撤退
この状態のフェルなら、負けるわけが無い。しかし、今回は連れ去られるショウとカグヤを助けなくてはならない。しかし、フェルは俺を手放さない。
どうかしたのか……このままじゃショウとカグヤが……!
「いいえ、既に終えています」
フェルが微笑むと、機械人形の足元に魔法陣が現れる。魔法陣から銀色の縄が生えてきて、中心に立つ人形達を締め付ける。
これは……レオのテザリングゴッデスのように見えるけど……でもあれは鎖、これは縄だもんなぁ。
「グレイプニル……怪物フェンリルをも抑え込む伝説の縄です。あの程度の機械人形なら、私の魔法と合わさって身じろぎ1つ出来ないでしょう」
「流石だなフェル…………気付いているか?」
「はい。これは確かに周りの被害を考える必要はありませんね」
周りを見渡してみる。俺達は仮にも街中で戦闘したというのに、悲鳴の1つも聞こえなかった。しかし、周りには人が歩いている。そう、こいつらからも魔力は感じない。ここから考えられることはたった1つ。
「フェル! ショウとカグヤは行けるか!?」
「既にグレイプニルの魔法陣に分身を忍ばせておきました。撤退します!」
機械人形の足元に残されていた魔法陣から腕が伸びてきて、カグヤとショウをホラー映画のように魔法陣に引きずり込む。俺とフェルの足元にも紫色の転移門が出現し、落下していく。
街の中だから油断していた……って普通だよな!? むしろ、視なかったショウの責任だよな!?
「私もそう思います……」
「だよな……クソッ、ショウの奴。

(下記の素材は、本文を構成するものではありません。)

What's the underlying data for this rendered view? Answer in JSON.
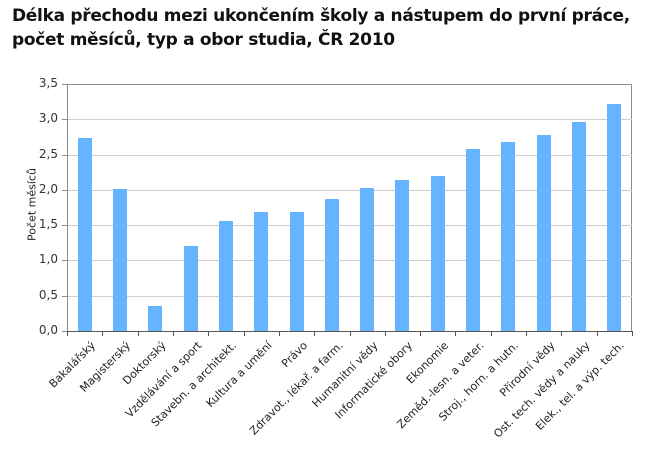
{
  "title": "Délka přechodu mezi ukončením školy a nástupem do první práce, počet měsíců, typ a obor studia, ČR 2010",
  "colors": {
    "bar": "#66b3ff",
    "grid": "#d0d0d0",
    "axis": "#8c8c8c"
  },
  "chart_data": {
    "type": "bar",
    "title": "Délka přechodu mezi ukončením školy a nástupem do první práce, počet měsíců, typ a obor studia, ČR 2010",
    "xlabel": "",
    "ylabel": "Počet měsíců",
    "ylim": [
      0,
      3.5
    ],
    "yticks": [
      "0,0",
      "0,5",
      "1,0",
      "1,5",
      "2,0",
      "2,5",
      "3,0",
      "3,5"
    ],
    "grid": true,
    "legend": null,
    "categories": [
      "Bakalářský",
      "Magisterský",
      "Doktorský",
      "Vzdělávání a sport",
      "Stavebn. a architekt.",
      "Kultura a umění",
      "Právo",
      "Zdravot., lékař. a farm.",
      "Humanitní vědy",
      "Informatické obory",
      "Ekonomie",
      "Zeměd.-lesn. a veter.",
      "Stroj., horn. a hutn.",
      "Přírodní vědy",
      "Ost. tech. vědy a nauky",
      "Elek., tel. a výp. tech."
    ],
    "values": [
      2.73,
      2.01,
      0.36,
      1.2,
      1.56,
      1.68,
      1.68,
      1.87,
      2.02,
      2.14,
      2.19,
      2.58,
      2.68,
      2.78,
      2.96,
      3.21
    ]
  }
}
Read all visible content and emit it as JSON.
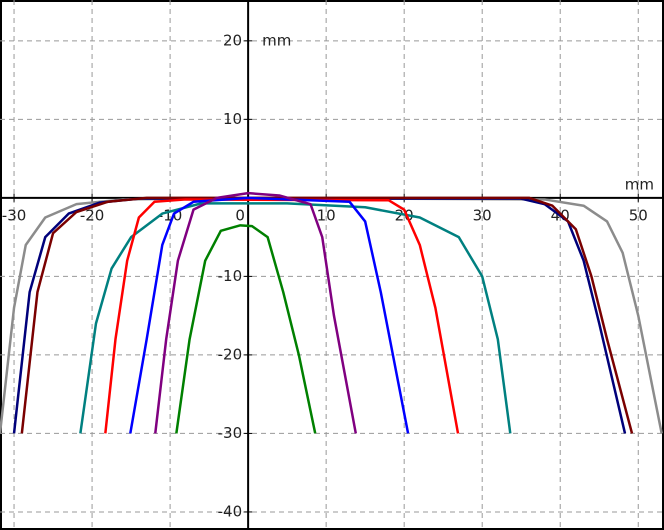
{
  "chart_data": {
    "type": "line",
    "xlabel": "mm",
    "ylabel": "mm",
    "xlim": [
      -31.8,
      53.3
    ],
    "ylim": [
      -42.3,
      25.2
    ],
    "xticks": [
      -30,
      -20,
      -10,
      0,
      10,
      20,
      30,
      40,
      50
    ],
    "yticks": [
      20,
      10,
      -10,
      -20,
      -30,
      -40
    ],
    "grid": true,
    "series": [
      {
        "color": "#8c8c8c",
        "x": [
          -31.8,
          -30,
          -28.5,
          -26,
          -22,
          -16,
          0,
          38,
          43,
          46,
          48,
          50,
          53
        ],
        "values": [
          -30,
          -14,
          -6,
          -2.5,
          -0.8,
          -0.2,
          0,
          -0.2,
          -1,
          -3,
          -7,
          -15,
          -30
        ]
      },
      {
        "color": "#00007a",
        "x": [
          -30,
          -28,
          -26,
          -23,
          -19,
          -14,
          35,
          38,
          41,
          43,
          45,
          48.3
        ],
        "values": [
          -30,
          -12,
          -5,
          -2,
          -0.6,
          -0.1,
          -0.1,
          -0.8,
          -3,
          -8,
          -16,
          -30
        ]
      },
      {
        "color": "#7a0000",
        "x": [
          -29,
          -27,
          -25,
          -22,
          -18,
          -13,
          36,
          39,
          42,
          44,
          46,
          49.2
        ],
        "values": [
          -30,
          -12,
          -4.5,
          -1.8,
          -0.5,
          0,
          0,
          -1,
          -4,
          -10,
          -18,
          -30
        ]
      },
      {
        "color": "#008080",
        "x": [
          -21.5,
          -19.5,
          -17.5,
          -15,
          -11,
          -6,
          5,
          15,
          22,
          27,
          30,
          32,
          33.6
        ],
        "values": [
          -30,
          -16,
          -9,
          -5,
          -2,
          -0.7,
          -0.7,
          -1.2,
          -2.5,
          -5,
          -10,
          -18,
          -30
        ]
      },
      {
        "color": "#ff0000",
        "x": [
          -18.3,
          -17,
          -15.5,
          -14,
          -12,
          -8,
          18,
          20,
          22,
          24,
          26.9
        ],
        "values": [
          -30,
          -18,
          -8,
          -2.5,
          -0.5,
          -0.2,
          -0.3,
          -1.5,
          -6,
          -14,
          -30
        ]
      },
      {
        "color": "#0000ff",
        "x": [
          -15.1,
          -13,
          -11,
          -9.5,
          -7,
          0,
          13,
          15,
          17,
          20.5
        ],
        "values": [
          -30,
          -18,
          -6,
          -2,
          -0.5,
          0,
          -0.5,
          -3,
          -12,
          -30
        ]
      },
      {
        "color": "#800080",
        "x": [
          -11.9,
          -10.5,
          -9,
          -7,
          -4,
          0,
          4,
          8,
          9.5,
          11,
          13.8
        ],
        "values": [
          -30,
          -18,
          -8,
          -1.5,
          0,
          0.6,
          0.3,
          -0.8,
          -5,
          -15,
          -30
        ]
      },
      {
        "color": "#008000",
        "x": [
          -9.2,
          -7.5,
          -5.5,
          -3.5,
          -1,
          0.5,
          2.5,
          4.5,
          6.5,
          8.6
        ],
        "values": [
          -30,
          -18,
          -8,
          -4.2,
          -3.5,
          -3.6,
          -5,
          -12,
          -20,
          -30
        ]
      }
    ]
  }
}
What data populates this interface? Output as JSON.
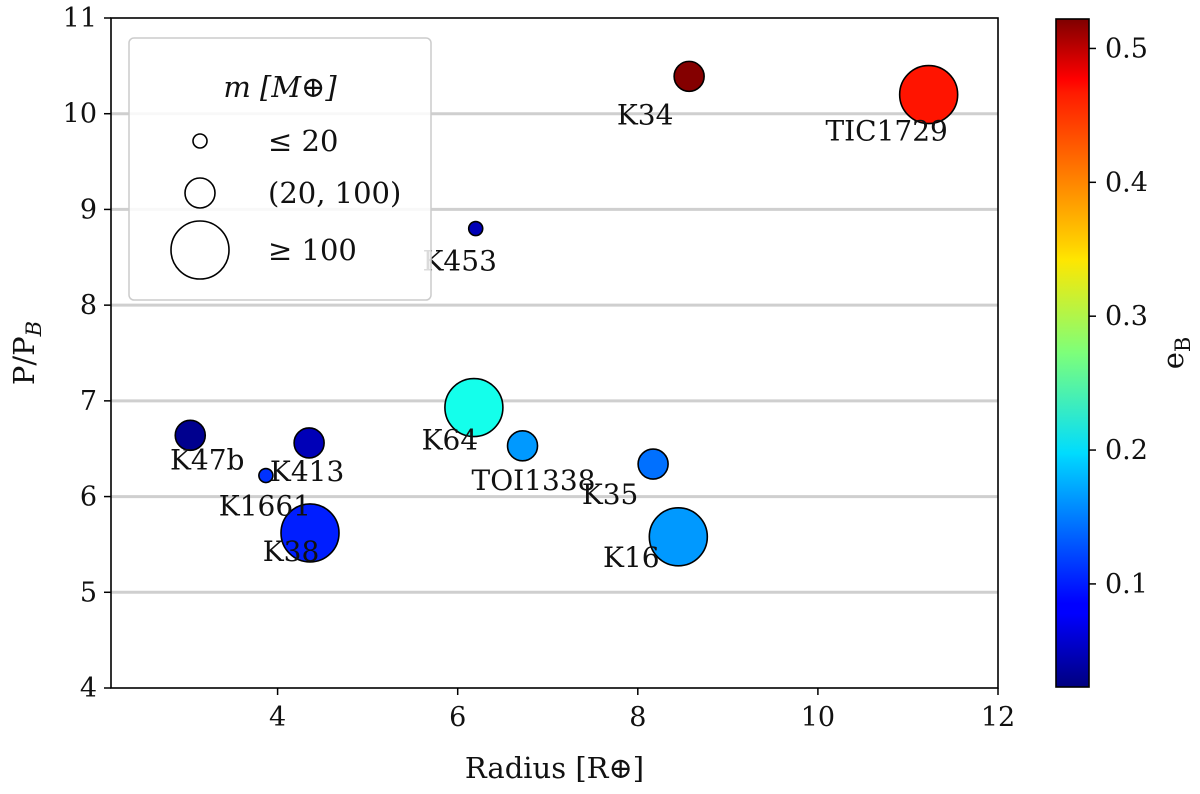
{
  "chart_data": {
    "type": "scatter",
    "xlabel": "Radius [R⊕]",
    "ylabel": "P/P",
    "ylabel_sub": "B",
    "xlim": [
      2.15,
      12
    ],
    "ylim": [
      4,
      11
    ],
    "xticks": [
      4,
      6,
      8,
      10,
      12
    ],
    "yticks": [
      4,
      5,
      6,
      7,
      8,
      9,
      10,
      11
    ],
    "grid": "horizontal",
    "points": [
      {
        "name": "K34",
        "x": 8.57,
        "y": 10.39,
        "e": 0.52,
        "size_class": "(20, 100)"
      },
      {
        "name": "TIC1729",
        "x": 11.23,
        "y": 10.2,
        "e": 0.45,
        "size_class": "≥ 100"
      },
      {
        "name": "K453",
        "x": 6.2,
        "y": 8.8,
        "e": 0.05,
        "size_class": "≤ 20"
      },
      {
        "name": "K64",
        "x": 6.18,
        "y": 6.93,
        "e": 0.22,
        "size_class": "≥ 100"
      },
      {
        "name": "K47b",
        "x": 3.03,
        "y": 6.64,
        "e": 0.03,
        "size_class": "(20, 100)"
      },
      {
        "name": "K413",
        "x": 4.35,
        "y": 6.56,
        "e": 0.05,
        "size_class": "(20, 100)"
      },
      {
        "name": "TOI1338",
        "x": 6.72,
        "y": 6.53,
        "e": 0.16,
        "size_class": "(20, 100)"
      },
      {
        "name": "K35",
        "x": 8.17,
        "y": 6.34,
        "e": 0.14,
        "size_class": "(20, 100)"
      },
      {
        "name": "K1661",
        "x": 3.87,
        "y": 6.22,
        "e": 0.11,
        "size_class": "≤ 20"
      },
      {
        "name": "K38",
        "x": 4.36,
        "y": 5.62,
        "e": 0.1,
        "size_class": "≥ 100"
      },
      {
        "name": "K16",
        "x": 8.45,
        "y": 5.58,
        "e": 0.16,
        "size_class": "≥ 100"
      }
    ],
    "legend": {
      "title": "m [M⊕]",
      "position": "upper-left",
      "entries": [
        {
          "label": "≤ 20",
          "size_class": "≤ 20"
        },
        {
          "label": "(20, 100)",
          "size_class": "(20, 100)"
        },
        {
          "label": "≥ 100",
          "size_class": "≥ 100"
        }
      ]
    },
    "colorbar": {
      "label": "e",
      "label_sub": "B",
      "cmap": "jet",
      "range": [
        0.023,
        0.522
      ],
      "ticks": [
        0.1,
        0.2,
        0.3,
        0.4,
        0.5
      ],
      "tick_labels": [
        "0.1",
        "0.2",
        "0.3",
        "0.4",
        "0.5"
      ]
    }
  }
}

目を覚ましたら目が潰れるほど千里眼使わせてやる!」
◆
なんとか、近くの路地裏らしき道に転移してもらう。壁際に下ろしてもらい、一呼吸する。フェルの分身はショウとカグヤを投げ捨て、周囲の警戒をしてくれる。
弱ったな……あの戦闘用の機械人形……戦闘人形とでも呼ぼうか。戦闘人形、大した戦闘能力は無さそうだけど、あんな風に簡単に忍び寄られては俺も筋肉痛だから動かないとか言ってはいられない。
「フェル、太陽の腕・模倣品を。あと、疲労回復の魔法も頼む。それから、ここに結界張ってくれ。とにかく体制を整えよう」
「かしこまりました」
「こ、ここは……?」
「レイ君………?」
「起きたんならさっさと未来を視ろ。カグヤは目的地と会いに行く人物を教えてくれ」
分身のフェルが2人で結界を張り始める。本体のフェルがまずは俺に元気前借を使ってる間にショウとカグヤが起きた。
全く、戦いたくなんて無いのに……というか、義手と義足作れる奴に会いに行っただけなのにな!